A unique new scholarship from the University of Bath gives students from the most disadvantaged backgrounds the chance to build social and cultural capital, as well as offering increased financial support during their studies.
The Gold Scholarship Programme (GSP) features a full personal development programme including support with placements and internships, alumni mentoring and a commitment to undertake 50 hours of volunteering per year, as well as a £5,000 grant per year of study.
The scholarship is partly a response to both the Government’s decision to replace grants with loans for the poorest students, and to research showing that graduates from disadvantaged backgrounds go on to earn less than peers from high-income families even when studying the same course at the same institution.
A lack of financial, social and cultural capital may account for this discrepancy and so GSP will aim to ensure that its scholars are equipped with the funding, skills, knowledge, experience and social capital needed to maximise their Bath experience and succeed in the graduate job market or postgraduate study.
The financial support from GSP will also reduce the need for recipients to take on low-paid work during their studies. University of Bath research shows current bursaries are used to cover essential outgoings such as accommodation and food.

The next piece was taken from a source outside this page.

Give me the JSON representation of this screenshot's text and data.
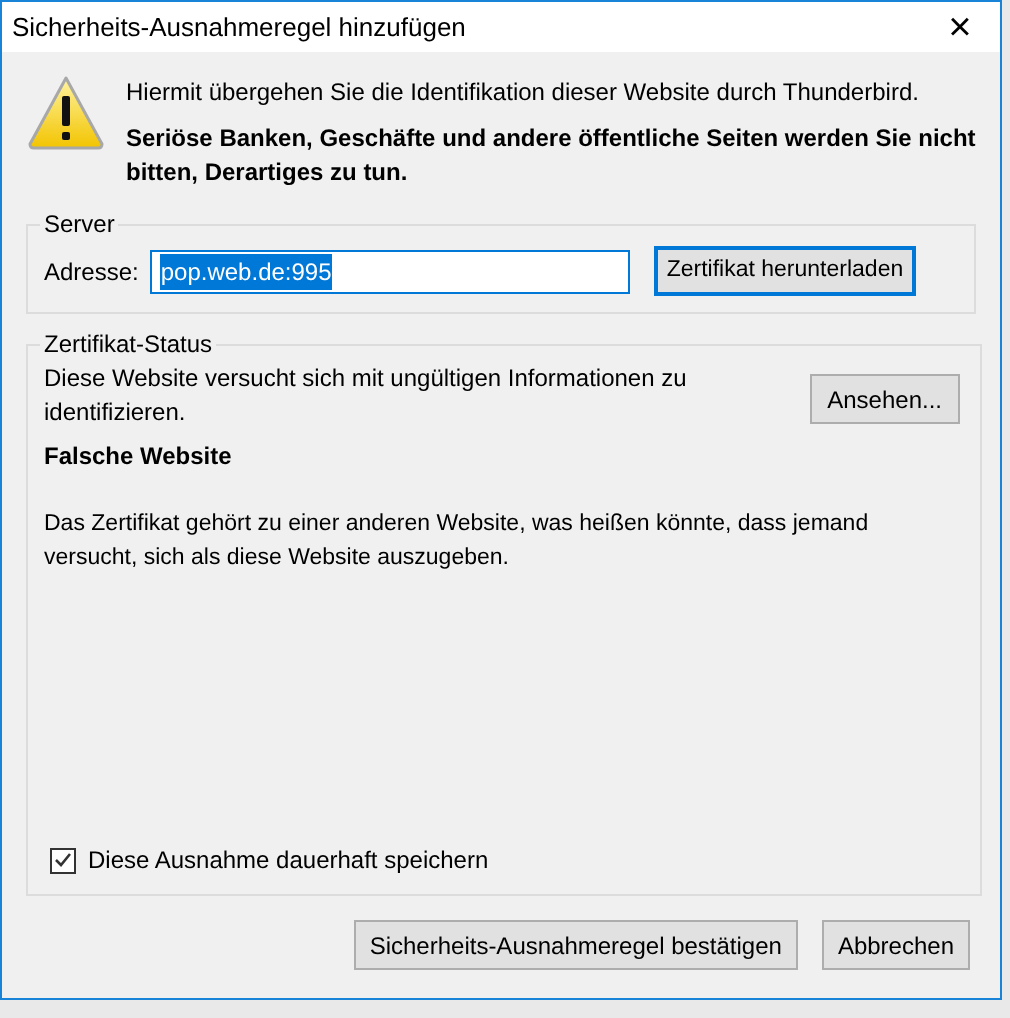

Students from households with an income of £22,000 or below will be eligible to apply for the GSP, which will run alongside existing bursary and scholarship schemes at University of Bath.
We know that money isn’t the only factor that inhibits students’ success - Mike Nicholson, Director of Student Recruitment and Admissions at University of Bath
Mike Nicholson, Director of Student Recruitment and Admissions at University of Bath, said: “We know that money isn’t the only factor that inhibits students’ success.
“The real strength of this programme will be the opportunities to develop skills, experiences and networks that will let them get the most of their studies and prepare them for life after university.”
Donor gifts will be match-funded by the University to finance the GSP. It will be available for three years of study, and support will also be available to students to take on an unpaid placement or complete an integrated masters year.
Scholars will be offered the chance to attend personal development events and training sessions, be given individual support with work placements and internships, receive alumni mentoring, and access to pastoral support networks. The aim is to increase knowledge and understanding of routes into employment as well as to develop a sense of community and belonging at the University among a group which can be more likely to feel isolated.
The GSP will run alongside existing bursaries and scholarships at University of Bath, including the University Bursary scheme which provides £3,000 per year to eligible students from households with low incomes.